De structuur zelf van de klassieke detectiveroman weerspiegelt deze combinatie. Zoals professor Dresden in de Nederlandse studie Marionettenspel met de Dood aantoonde, beweegt zo’n roman zich op twee niveaus van de realiteit tegelijk. Enerzijds moet alles zo reëel en vanzelfsprekend mogelijk lijken. De juiste tijd wordt steeds aangegeven, precieze plaatsbepalingen zijn voorhanden, soms volledig met kaarten en andere schetsen. De handelingen van de personages worden tot in de kleinste details beschreven evenals hun kleding en hun uiterlijk. Tegelijkertijd is alles in dubbelzinnigheid en mysterie gehuld. Sinistere schaduwen houden zich schuil op de achtergrond. De mensen zijn niet wat ze lijken. Onwerkelijkheid neemt voortdurend de plaats in van de realiteit. Simenon verwoordt dit contrast — en deze combinatie — in de twee volgende zinnen: “Maigret keek naar de voorbijgangers en dacht bij zichzelf dat Parijs bevolkt werd door geheimzinnige en ongrijpbare wezens, die je slechts zelden ontmoet, in de loop van één of andere tragedie.” “Het was goed om terug te keren naar de stem van mevrouw Maigret, naar de geur van de flat, met de meubelen en de voorwerpen op hun vaste plaats.”

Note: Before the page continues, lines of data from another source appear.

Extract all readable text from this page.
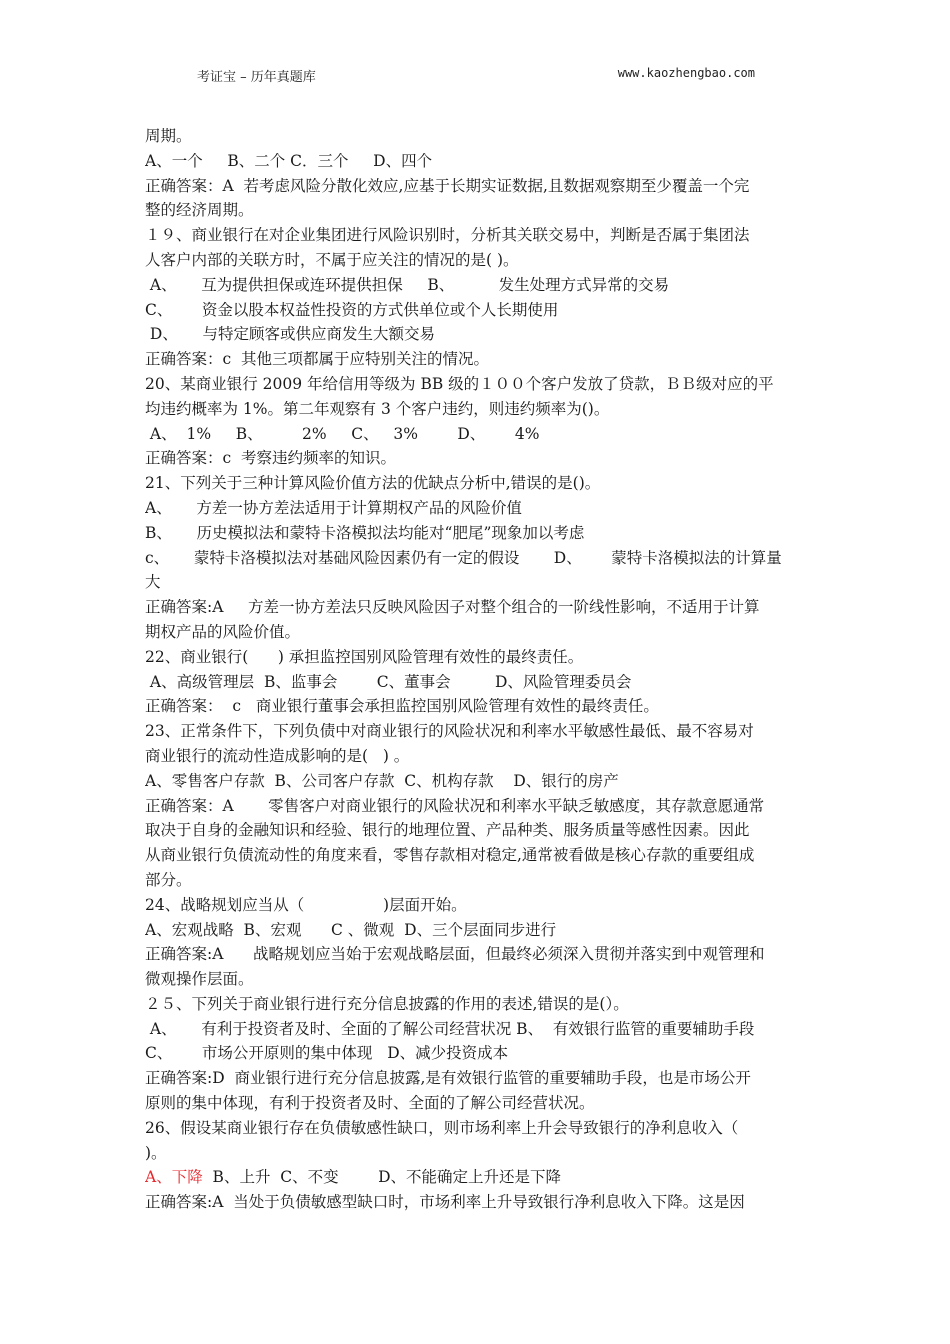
考证宝 – 历年真题库	www.kaozhengbao.com
周期。
A、一个     B、二个 C．三个     D、四个
正确答案：A  若考虑风险分散化效应,应基于长期实证数据,且数据观察期至少覆盖一个完
整的经济周期。
１９、商业银行在对企业集团进行风险识别时，分析其关联交易中，判断是否属于集团法
人客户内部的关联方时，不属于应关注的情况的是( )。
A、     互为提供担保或连环提供担保     B、         发生处理方式异常的交易
C、      资金以股本权益性投资的方式供单位或个人长期使用
D、     与特定顾客或供应商发生大额交易
正确答案：c  其他三项都属于应特别关注的情况。
20、某商业银行 2009 年给信用等级为 BB 级的１００个客户发放了贷款，ＢＢ级对应的平
均违约概率为 1%。第二年观察有 3 个客户违约，则违约频率为()。
A、  1%     B、        2%     C、   3%        D、      4%
正确答案：c  考察违约频率的知识。
21、下列关于三种计算风险价值方法的优缺点分析中,错误的是()。
A、     方差一协方差法适用于计算期权产品的风险价值
B、     历史模拟法和蒙特卡洛模拟法均能对“肥尾”现象加以考虑
c、     蒙特卡洛模拟法对基础风险因素仍有一定的假设       D、      蒙特卡洛模拟法的计算量
大
正确答案:A     方差一协方差法只反映风险因子对整个组合的一阶线性影响，不适用于计算
期权产品的风险价值。
22、商业银行(      ) 承担监控国别风险管理有效性的最终责任。
A、高级管理层  B、监事会        C、董事会         D、风险管理委员会
正确答案：  c   商业银行董事会承担监控国别风险管理有效性的最终责任。
23、正常条件下，下列负债中对商业银行的风险状况和利率水平敏感性最低、最不容易对
商业银行的流动性造成影响的是(   ) 。
A、零售客户存款  B、公司客户存款  C、机构存款    D、银行的房产
正确答案：A       零售客户对商业银行的风险状况和利率水平缺乏敏感度，其存款意愿通常
取决于自身的金融知识和经验、银行的地理位置、产品种类、服务质量等感性因素。因此
从商业银行负债流动性的角度来看，零售存款相对稳定,通常被看做是核心存款的重要组成
部分。
24、战略规划应当从（                )层面开始。
A、宏观战略  B、宏观      C 、微观  D、三个层面同步进行
正确答案:A      战略规划应当始于宏观战略层面，但最终必须深入贯彻并落实到中观管理和
微观操作层面。
２５、下列关于商业银行进行充分信息披露的作用的表述,错误的是(）。
A、     有利于投资者及时、全面的了解公司经营状况 B、  有效银行监管的重要辅助手段
C、      市场公开原则的集中体现   D、减少投资成本
正确答案:D  商业银行进行充分信息披露,是有效银行监管的重要辅助手段，也是市场公开
原则的集中体现，有利于投资者及时、全面的了解公司经营状况。
26、假设某商业银行存在负债敏感性缺口，则市场利率上升会导致银行的净利息收入（
)。
A、下降  B、上升  C、不变        D、不能确定上升还是下降
正确答案:A  当处于负债敏感型缺口时，市场利率上升导致银行净利息收入下降。这是因
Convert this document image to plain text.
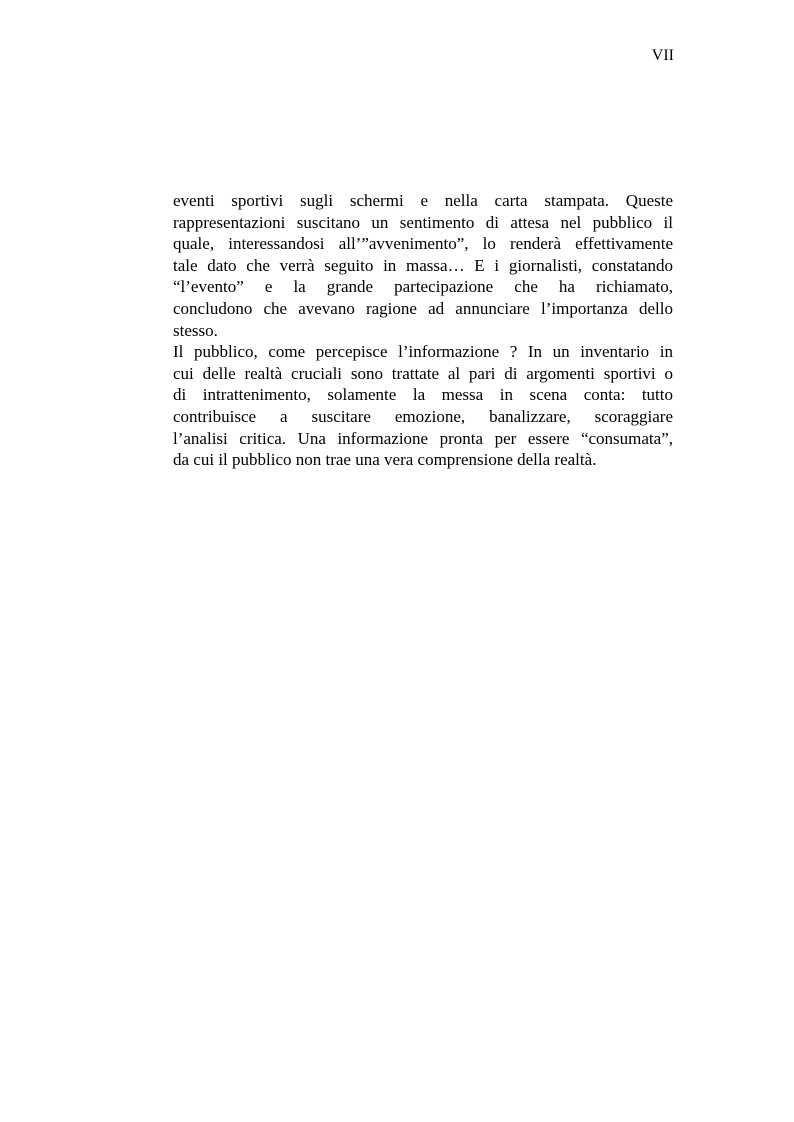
VII
eventi sportivi sugli schermi e nella carta stampata. Queste
rappresentazioni suscitano un sentimento di attesa nel pubblico il
quale, interessandosi all’”avvenimento”, lo renderà effettivamente
tale dato che verrà seguito in massa… E i giornalisti, constatando
“l’evento” e la grande partecipazione che ha richiamato,
concludono che avevano ragione ad annunciare l’importanza dello
stesso.
Il pubblico, come percepisce l’informazione ? In un inventario in
cui delle realtà cruciali sono trattate al pari di argomenti sportivi o
di intrattenimento, solamente la messa in scena conta: tutto
contribuisce a suscitare emozione, banalizzare, scoraggiare
l’analisi critica. Una informazione pronta per essere “consumata”,
da cui il pubblico non trae una vera comprensione della realtà.
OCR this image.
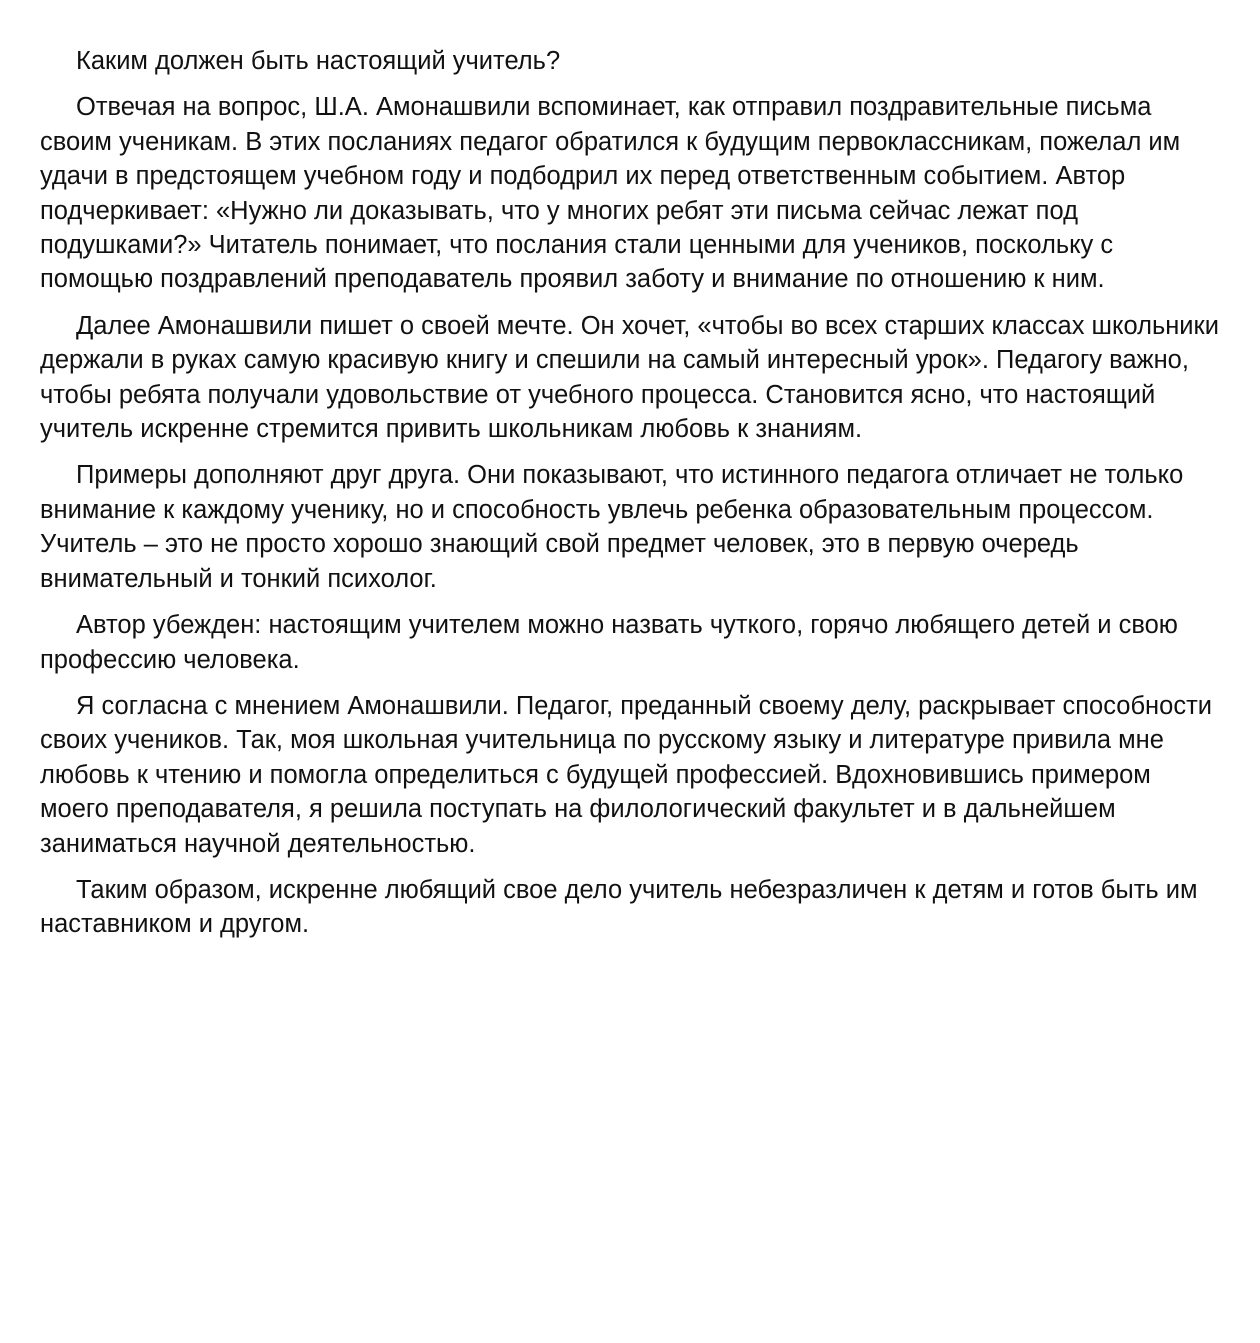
Каким должен быть настоящий учитель?

Отвечая на вопрос, Ш.А. Амонашвили вспоминает, как отправил поздравительные письма своим ученикам. В этих посланиях педагог обратился к будущим первоклассникам, пожелал им удачи в предстоящем учебном году и подбодрил их перед ответственным событием. Автор подчеркивает: «Нужно ли доказывать, что у многих ребят эти письма сейчас лежат под подушками?» Читатель понимает, что послания стали ценными для учеников, поскольку с помощью поздравлений преподаватель проявил заботу и внимание по отношению к ним.

Далее Амонашвили пишет о своей мечте. Он хочет, «чтобы во всех старших классах школьники держали в руках самую красивую книгу и спешили на самый интересный урок». Педагогу важно, чтобы ребята получали удовольствие от учебного процесса. Становится ясно, что настоящий учитель искренне стремится привить школьникам любовь к знаниям.

Примеры дополняют друг друга. Они показывают, что истинного педагога отличает не только внимание к каждому ученику, но и способность увлечь ребенка образовательным процессом. Учитель – это не просто хорошо знающий свой предмет человек, это в первую очередь внимательный и тонкий психолог.

Автор убежден: настоящим учителем можно назвать чуткого, горячо любящего детей и свою профессию человека.

Я согласна с мнением Амонашвили. Педагог, преданный своему делу, раскрывает способности своих учеников. Так, моя школьная учительница по русскому языку и литературе привила мне любовь к чтению и помогла определиться с будущей профессией. Вдохновившись примером моего преподавателя, я решила поступать на филологический факультет и в дальнейшем заниматься научной деятельностью.

Таким образом, искренне любящий свое дело учитель небезразличен к детям и готов быть им наставником и другом.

Wanorde die in de orde binnentreedt, orde die in wanorde vervalt; irrationaliteit die de rationaliteit overhoop haalt, de rationaliteit die na irrationale ontredderingen hersteld wordt: daarom gaat het in de ideologie van de misdaadroman.
Het is geen toeval dat dit klassieke detectiveverhaal zich eerst in de Angelsaksische landen ontwikkelde. Eén van de centrale kenmerken van de heersende ideologie in Groot-Brittannië en de Verenigde Staten tijdens de tweede helft van de negentiende eeuw en eerste jaren van de twintigste eeuw, was het ontbreken, of in elk geval de uitgesproken zwakte, van klassenstrijdconcepten als instrumenten voor de interpretatie van maatschappelijke verschijnselen. In Groot-Brittannië betekende dit een teruggang in vergelijking met vroegere perioden. Dit weerspiegelde de stabiliteit van de burgerlijke maatschappij en het zelfbewustzijn van de heersende klasse. De intelligentsia in het algemeen en de schrijvers van boeken in het bijzonder, of ze nu sociaalkritisch waren of behoudsgezind, gingen er van uit dat deze stabiliteit een normaal gegeven was.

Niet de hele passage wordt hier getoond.